Roll up your sleeves - you're making bread. From scratch. By hand. No mixing machines. It's always a little daunting the first time you make bread yourself, but once you actually take the time to do it, you'll find that it's a lot easier than it looks. Plus, nothing is better than fresh baked, homemade bread. It's warm, rich smell will fill your house. It's flavor will far surpass anything you can buy at the store. Anyone that tastes it will marvel at your culinary skills. Plus, you can brag you did it all by hand. You're going to do an awesome job.

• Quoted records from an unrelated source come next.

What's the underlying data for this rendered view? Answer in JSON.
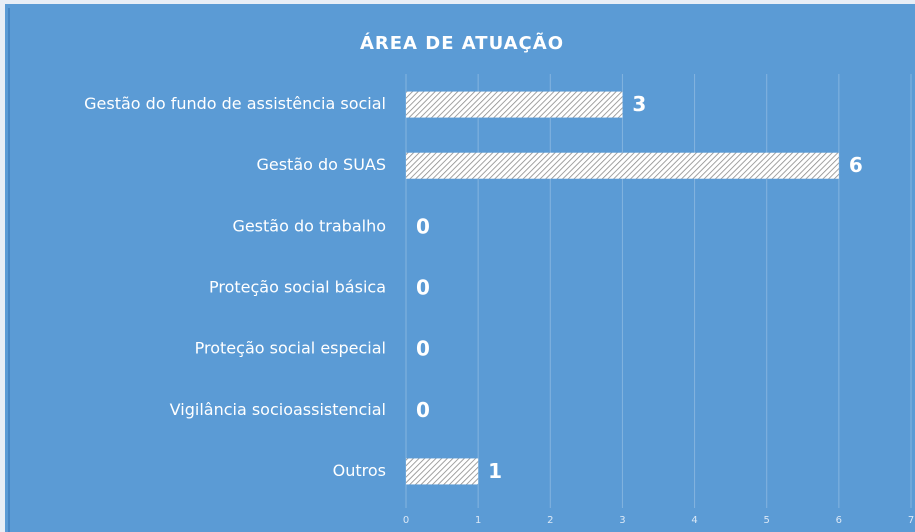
{
  "chart_data": {
    "type": "bar",
    "orientation": "horizontal",
    "title": "ÁREA DE ATUAÇÃO",
    "categories": [
      "Gestão do fundo de assistência social",
      "Gestão do SUAS",
      "Gestão do trabalho",
      "Proteção social básica",
      "Proteção social especial",
      "Vigilância socioassistencial",
      "Outros"
    ],
    "values": [
      3,
      6,
      0,
      0,
      0,
      0,
      1
    ],
    "color": "#ffffff",
    "background": "#5b9bd5",
    "xlim": [
      0,
      7
    ],
    "xticks": [
      0,
      1,
      2,
      3,
      4,
      5,
      6,
      7
    ],
    "grid": true
  }
}
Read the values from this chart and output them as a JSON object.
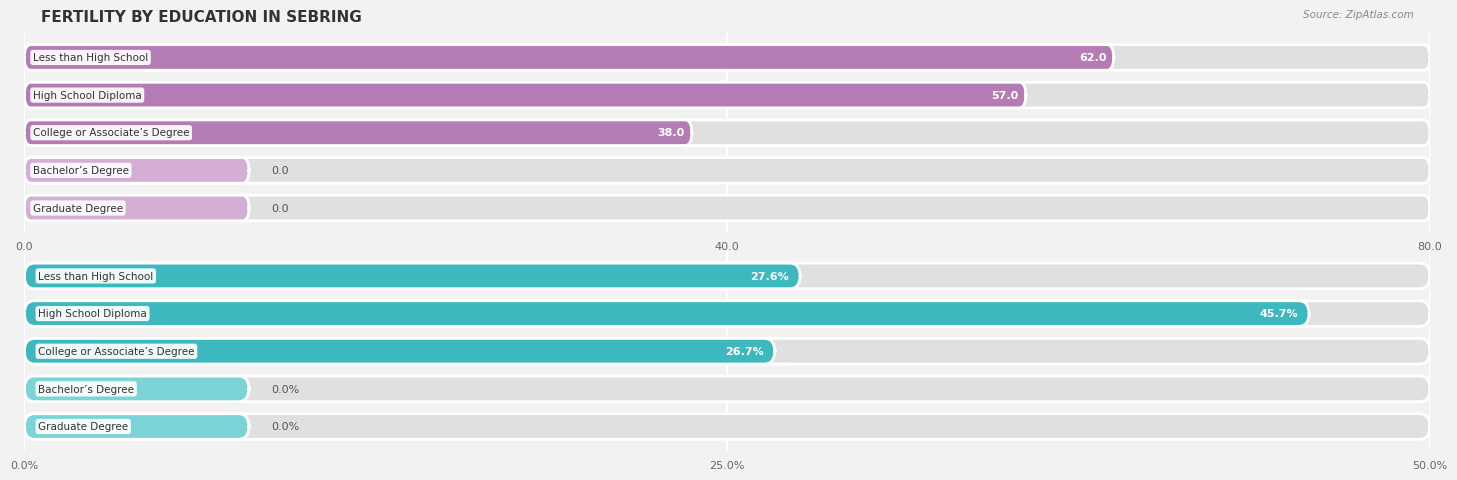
{
  "title": "FERTILITY BY EDUCATION IN SEBRING",
  "source": "Source: ZipAtlas.com",
  "top_chart": {
    "categories": [
      "Less than High School",
      "High School Diploma",
      "College or Associate’s Degree",
      "Bachelor’s Degree",
      "Graduate Degree"
    ],
    "values": [
      62.0,
      57.0,
      38.0,
      0.0,
      0.0
    ],
    "bar_color": "#b57bb5",
    "bar_color_light": "#d4aed4",
    "xlim": [
      0,
      80
    ],
    "xticks": [
      0.0,
      40.0,
      80.0
    ],
    "value_threshold": 10.0,
    "zero_bar_color": "#c9a8c9"
  },
  "bottom_chart": {
    "categories": [
      "Less than High School",
      "High School Diploma",
      "College or Associate’s Degree",
      "Bachelor’s Degree",
      "Graduate Degree"
    ],
    "values": [
      27.6,
      45.7,
      26.7,
      0.0,
      0.0
    ],
    "bar_color": "#3eb8bf",
    "bar_color_light": "#7dd4d8",
    "xlim": [
      0,
      50
    ],
    "xticks": [
      0.0,
      25.0,
      50.0
    ],
    "value_threshold": 10.0,
    "zero_bar_color": "#7dd4d8"
  },
  "bg_color": "#f2f2f2",
  "bar_bg_color": "#e0e0e0",
  "title_fontsize": 11,
  "label_fontsize": 7.5,
  "value_fontsize": 8,
  "tick_fontsize": 8,
  "source_fontsize": 7.5
}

Pro Tip: For the best results, when making bread always use a digital food scale to measure your flour by weight. Using a cup (or volume) measure is actually wildly inaccurate. Depending on how densely packed it is, the actual amount of flour you measure with a cup can vary by 10-20%. Great bread depends on having the right balance of flour and water (aka hydration) so that gluten forms and you get stretchy, elastic dough. At first I didn't see what the big deal was, but then I started measuring by weight and suddenly my bread recipes started to work consistently every time and without fail. Plus, if you use a digital scale, you're just dumping flour from the bag into a bowl until you hit the right number.
If you won't use a scale for science, use a scale because it's the lazy, foolproof way to get great bread every single time without having to count how many cups you've already measured. Honestly, that's why I use one.